Türkiye'nin Katar'ı tüm dünyanın izolasyonundan tek başına çıkarması,

Libya'da meşru hükümeti tek başına tüm dünyaya karşı savunup dengeyi sağlaması,

Karabağ'ın işgalden kurtarılması için tek başına Azerbaycan'ın yanında olup zafere ulaşılması; ya da Doğu Akdeniz'deki Mavi Vatan mücadelesi oluyordu.

Son günlerde Ukrayna Savaşı'nda en önemli diplomatik aktör hâline gelmesi de buna eklendi. Şimdi artık Türkiye'nin bölgesel bir güçten çıkıp küresel bir güç haline gelişini bizim bugüne kadar hiçbir zaman etkili bir aktör olamadığımız Latin Amerika'da da görmek mümkün.

TÜRKİYE'NİN LATİN AMERİKA'DA NE İŞİ VAR?

Dışişleri Bakanı Mevlüt Çavuşoğlu'nun son Latin Amerika ziyaretleri hem Latin Amerika hem de Türk kamuoyunda büyük yankı yaptı.

Dışişleri Bakanı Çavuşoğlu'nun ziyaretleri dünyada Ermeni diasporasının en güçlü olduğu ve sözde Ermeni Soykırımı'nı tanıyan ilk ülke olan Uruguay'la başladı. Üstelik de ziyaretin tarihi sözde soykırımın anma günü olan 24 Nisan'ın bir gün öncesiydi. Uruguay Devleti Çavuşoğlu'nun ziyaretini çok önemsemiş, ikili ilişkileri geliştirmek istemiş ve hatta Türkiye'den SİHA almayı bile konu etmişlerdi. Sonrasında Türk Büyükelçiliği açılışında Ermenilerin yoğun ve çirkin protestoları ile karşılaşan Dışişleri Bakanı Çavuşoğlu'nun onlara Türk mitolojisinde Türklüğü temsil eden, Türklerin ve Türk milliyetçiliğinin sembolü olan Bozkurt işareti ile karşılık vermesi bütün dünya Türklüğünün yüreğine su serpen ve alkış alan bir hareket oldu.
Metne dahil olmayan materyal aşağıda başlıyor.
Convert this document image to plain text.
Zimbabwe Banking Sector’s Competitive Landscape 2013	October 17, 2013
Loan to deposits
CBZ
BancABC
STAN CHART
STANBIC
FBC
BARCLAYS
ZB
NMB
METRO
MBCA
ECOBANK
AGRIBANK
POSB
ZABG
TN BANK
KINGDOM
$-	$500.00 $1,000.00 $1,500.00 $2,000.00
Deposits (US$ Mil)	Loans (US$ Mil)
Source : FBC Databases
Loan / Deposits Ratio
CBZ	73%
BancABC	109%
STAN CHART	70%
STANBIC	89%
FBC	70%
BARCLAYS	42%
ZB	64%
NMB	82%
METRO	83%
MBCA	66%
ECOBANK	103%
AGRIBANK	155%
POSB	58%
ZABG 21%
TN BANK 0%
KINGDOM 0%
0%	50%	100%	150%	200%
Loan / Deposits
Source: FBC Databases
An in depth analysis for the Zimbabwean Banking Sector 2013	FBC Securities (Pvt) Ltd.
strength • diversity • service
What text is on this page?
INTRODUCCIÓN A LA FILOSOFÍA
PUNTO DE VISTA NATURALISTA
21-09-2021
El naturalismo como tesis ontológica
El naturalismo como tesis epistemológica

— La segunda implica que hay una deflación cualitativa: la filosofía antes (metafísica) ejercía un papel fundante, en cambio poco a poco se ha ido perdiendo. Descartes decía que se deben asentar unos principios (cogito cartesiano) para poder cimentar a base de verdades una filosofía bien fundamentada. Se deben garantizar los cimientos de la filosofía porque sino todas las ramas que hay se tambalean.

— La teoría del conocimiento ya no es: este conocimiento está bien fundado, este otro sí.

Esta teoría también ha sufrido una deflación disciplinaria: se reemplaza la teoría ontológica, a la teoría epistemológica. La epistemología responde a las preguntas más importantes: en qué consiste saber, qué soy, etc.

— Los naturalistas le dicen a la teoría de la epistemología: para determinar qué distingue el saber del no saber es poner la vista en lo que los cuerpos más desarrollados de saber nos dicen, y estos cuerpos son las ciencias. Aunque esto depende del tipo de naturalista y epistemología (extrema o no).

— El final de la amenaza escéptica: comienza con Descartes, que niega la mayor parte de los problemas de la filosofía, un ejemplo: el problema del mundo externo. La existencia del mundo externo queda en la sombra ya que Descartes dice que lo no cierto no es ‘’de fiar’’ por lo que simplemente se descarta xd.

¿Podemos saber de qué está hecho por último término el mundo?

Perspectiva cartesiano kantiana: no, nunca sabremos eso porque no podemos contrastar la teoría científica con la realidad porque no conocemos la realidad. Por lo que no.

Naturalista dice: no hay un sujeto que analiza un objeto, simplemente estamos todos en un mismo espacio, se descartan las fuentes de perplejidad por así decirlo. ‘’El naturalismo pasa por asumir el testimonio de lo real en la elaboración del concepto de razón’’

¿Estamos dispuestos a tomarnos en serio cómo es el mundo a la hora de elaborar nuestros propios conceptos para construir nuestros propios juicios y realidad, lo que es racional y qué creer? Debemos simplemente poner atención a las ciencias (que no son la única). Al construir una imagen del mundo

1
TÜRKİYE ESKİ TÜRKİYE DEĞİL

Ziyaretin sonraki adresi olan Kolombiya'daki durum ise Türkiye'nin yukarıda da bahsedilen küresel bir aktöre dönüşmesinin adeta ispatı konumundaydı. Türk Dışişleri Bakanı'nı Kolombiya'da hem Kolombiya Devlet Başkanı hem de 4 bakanı karşıladı. Kolombiya Devlet Başkanı Duque yıllar önce Harvard Üniversitesi'nde doktora yaptığı sırada üniversiteye konuşma yapmak için gelen Cumhurbaşkanı Erdoğan'ın konuşmasından etkilenip konuşma sonrası imzasını aldığını da ortak basın açıklamasında anlatıyordu.
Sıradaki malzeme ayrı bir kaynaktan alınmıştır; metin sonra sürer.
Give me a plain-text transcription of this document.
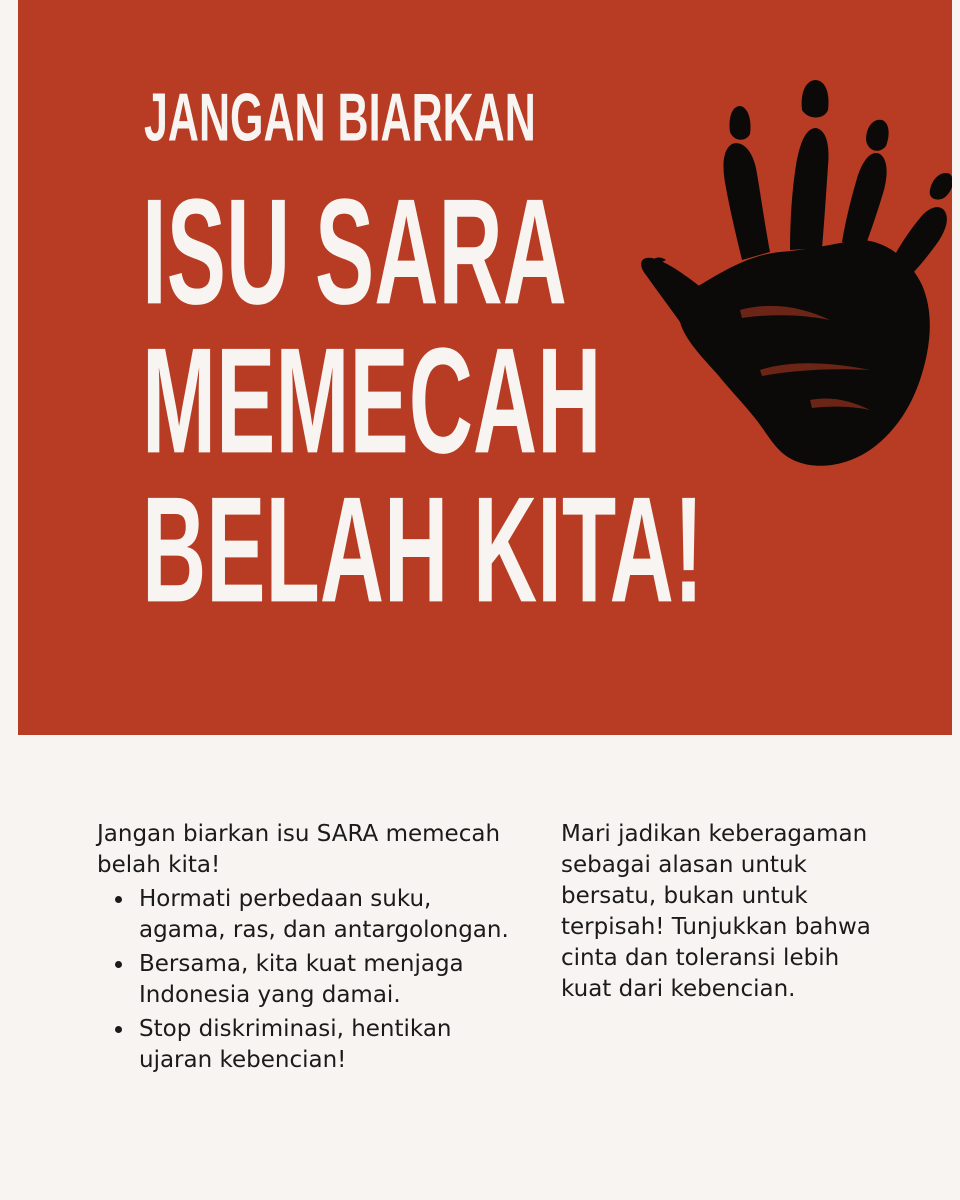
JANGAN BIARKAN
ISU SARA
MEMECAH
BELAH KITA!

Jangan biarkan isu SARA memecah belah kita!

Hormati perbedaan suku, agama, ras, dan antargolongan.
Bersama, kita kuat menjaga Indonesia yang damai.
Stop diskriminasi, hentikan ujaran kebencian!

Mari jadikan keberagaman sebagai alasan untuk bersatu, bukan untuk terpisah! Tunjukkan bahwa cinta dan toleransi lebih kuat dari kebencian.
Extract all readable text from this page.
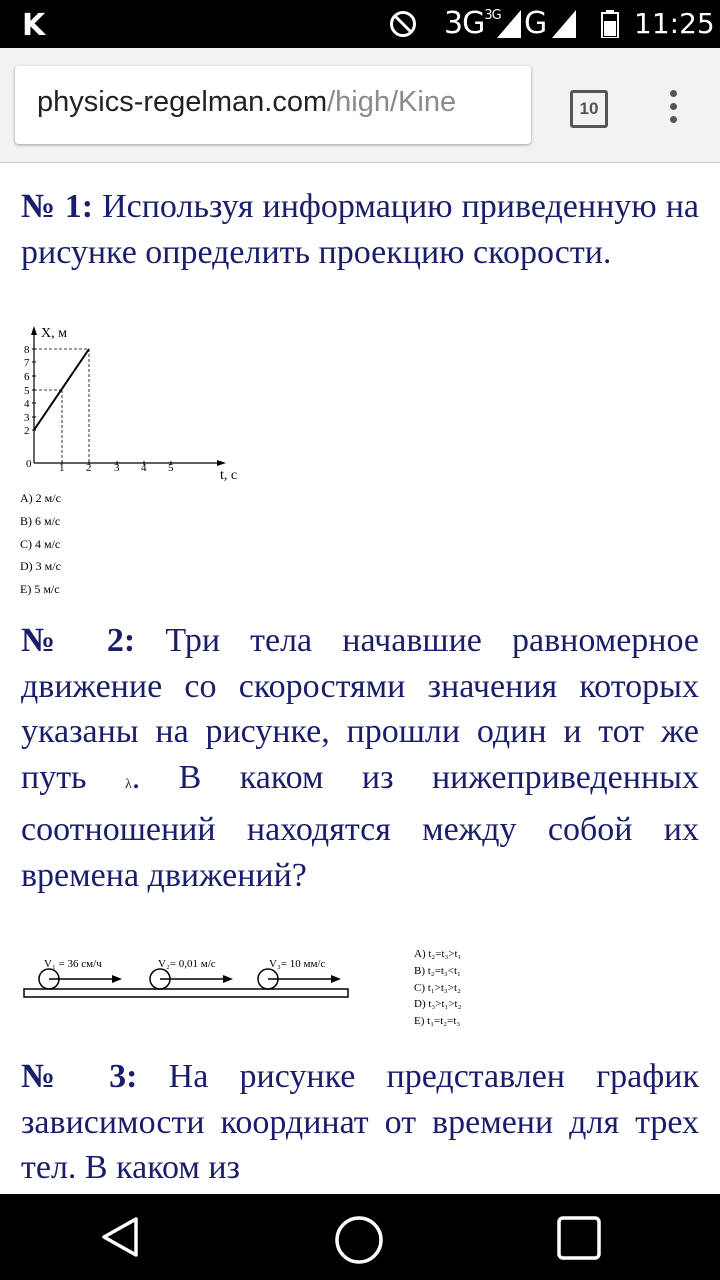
K	$3G^{3G}$ G	11:25
physics-regelman.com/high/Kine	10
№ 1: Используя информацию приведенную на рисунке определить проекцию скорости.
X, м
t, с
0
8
7
6
5
4
3
2
1 2 3 4 5
A) 2 м/с
B) 6 м/с
C) 4 м/с
D) 3 м/с
E) 5 м/с
№ 2: Три тела начавшие равномерное движение со скоростями значения которых указаны на рисунке, прошли один и тот же путь	λ. В каком из нижеприведенных соотношений находятся между собой их времена движений?
V₁ = 36 см/ч	V₂= 0,01 м/с	V₃= 10 мм/с
A) t₂=t₃>t₁
B) t₂=t₃<t₁
C) t₁>t₃>t₂
D) t₃>t₁>t₂
E) t₁=t₂=t₃
№ 3: На рисунке представлен график зависимости координат от времени для трех тел. В каком из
Yine Latin Amerika'nın en güçlü ülkesi Brezilya'da da Çavuşoğlu hem Dışişleri hem de Başkan Bolsanaro tarafından kabul edildi. Venezuela için de durum farklı değildi. Ekvador, Panama, Arjantin da yine Çavuşoğlu'nun başarılı ziyaretlerinin adresleri oldu.

Bu ülkelerin hemen hepsi Türkiye'nin başta savunma sanayi olmak üzere üretim gücünden ve dış politika kapasitesinden istifade etmek isterken Türkiye bu ülkelerdeki ekonomik, politik ve kültürel ağırlığını artırmak istiyor.
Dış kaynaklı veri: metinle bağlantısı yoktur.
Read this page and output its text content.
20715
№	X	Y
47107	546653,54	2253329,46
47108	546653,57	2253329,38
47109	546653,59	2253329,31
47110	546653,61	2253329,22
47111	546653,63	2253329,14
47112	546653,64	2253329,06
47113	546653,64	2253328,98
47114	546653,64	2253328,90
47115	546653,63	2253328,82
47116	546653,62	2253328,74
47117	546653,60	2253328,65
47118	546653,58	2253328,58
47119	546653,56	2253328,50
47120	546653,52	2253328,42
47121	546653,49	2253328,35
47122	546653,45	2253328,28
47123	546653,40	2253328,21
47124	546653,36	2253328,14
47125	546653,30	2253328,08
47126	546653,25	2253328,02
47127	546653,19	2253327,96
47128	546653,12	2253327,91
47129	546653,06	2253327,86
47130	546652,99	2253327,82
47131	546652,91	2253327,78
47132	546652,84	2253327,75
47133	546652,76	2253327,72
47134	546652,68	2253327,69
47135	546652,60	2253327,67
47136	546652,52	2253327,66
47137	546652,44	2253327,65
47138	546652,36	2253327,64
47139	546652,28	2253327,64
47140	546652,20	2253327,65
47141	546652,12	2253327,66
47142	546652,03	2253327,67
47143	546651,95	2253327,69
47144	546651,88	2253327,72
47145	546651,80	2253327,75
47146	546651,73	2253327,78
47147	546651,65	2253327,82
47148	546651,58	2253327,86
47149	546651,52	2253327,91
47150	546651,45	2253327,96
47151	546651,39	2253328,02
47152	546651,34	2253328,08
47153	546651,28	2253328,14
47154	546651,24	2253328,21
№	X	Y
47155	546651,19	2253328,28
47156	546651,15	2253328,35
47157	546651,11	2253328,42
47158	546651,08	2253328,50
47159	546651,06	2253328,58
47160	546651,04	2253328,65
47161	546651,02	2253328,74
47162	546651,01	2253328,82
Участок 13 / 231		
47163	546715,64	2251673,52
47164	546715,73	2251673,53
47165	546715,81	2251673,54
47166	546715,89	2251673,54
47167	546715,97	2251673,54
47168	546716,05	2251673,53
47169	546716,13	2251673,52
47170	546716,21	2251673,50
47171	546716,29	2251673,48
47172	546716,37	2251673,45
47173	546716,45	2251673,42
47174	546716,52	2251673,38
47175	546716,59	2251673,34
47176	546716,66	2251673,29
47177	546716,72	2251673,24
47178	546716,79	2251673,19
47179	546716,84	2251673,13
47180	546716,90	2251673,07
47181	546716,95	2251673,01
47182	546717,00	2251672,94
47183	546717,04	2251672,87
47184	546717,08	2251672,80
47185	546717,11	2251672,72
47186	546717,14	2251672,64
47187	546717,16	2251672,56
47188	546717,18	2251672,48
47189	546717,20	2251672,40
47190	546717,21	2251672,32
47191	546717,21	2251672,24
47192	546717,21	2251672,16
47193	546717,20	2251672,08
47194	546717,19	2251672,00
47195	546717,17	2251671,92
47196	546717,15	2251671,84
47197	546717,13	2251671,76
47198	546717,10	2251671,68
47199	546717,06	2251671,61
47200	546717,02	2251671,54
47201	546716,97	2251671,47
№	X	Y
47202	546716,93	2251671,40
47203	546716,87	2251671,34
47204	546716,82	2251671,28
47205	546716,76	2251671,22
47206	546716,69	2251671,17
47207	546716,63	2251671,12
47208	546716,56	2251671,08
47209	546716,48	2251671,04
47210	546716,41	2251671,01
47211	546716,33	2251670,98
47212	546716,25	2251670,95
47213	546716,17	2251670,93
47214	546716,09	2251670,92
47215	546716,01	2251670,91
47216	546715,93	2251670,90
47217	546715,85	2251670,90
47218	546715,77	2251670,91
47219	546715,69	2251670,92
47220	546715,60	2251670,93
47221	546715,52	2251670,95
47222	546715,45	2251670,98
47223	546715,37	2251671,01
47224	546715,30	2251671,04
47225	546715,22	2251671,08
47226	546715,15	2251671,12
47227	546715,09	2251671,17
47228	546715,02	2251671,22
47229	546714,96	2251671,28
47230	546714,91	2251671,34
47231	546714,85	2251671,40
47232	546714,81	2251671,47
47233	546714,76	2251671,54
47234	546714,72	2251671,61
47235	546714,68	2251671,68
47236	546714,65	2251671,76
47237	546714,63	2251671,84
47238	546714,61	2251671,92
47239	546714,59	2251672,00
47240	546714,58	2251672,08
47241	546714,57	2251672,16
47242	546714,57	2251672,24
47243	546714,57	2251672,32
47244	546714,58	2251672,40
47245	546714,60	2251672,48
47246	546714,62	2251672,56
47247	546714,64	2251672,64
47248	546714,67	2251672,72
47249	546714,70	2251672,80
Son olarak da Türkiye'nin özellikle Türk dizileri bakımından bölgedeki yumuşak gücünden bahsetmek gerek. Türk dizileri bölgede en çok seyredilen televizyon programları arasında; halk Türkçe öğrenmek için kurslara büyük ilgi göstermeye başlamış ve hatta çocuklara Türkçe isimler bile veriliyor. Maarif Vakfı ve Yunus Emre Enstitüleri bu bakımdan kritik önemde.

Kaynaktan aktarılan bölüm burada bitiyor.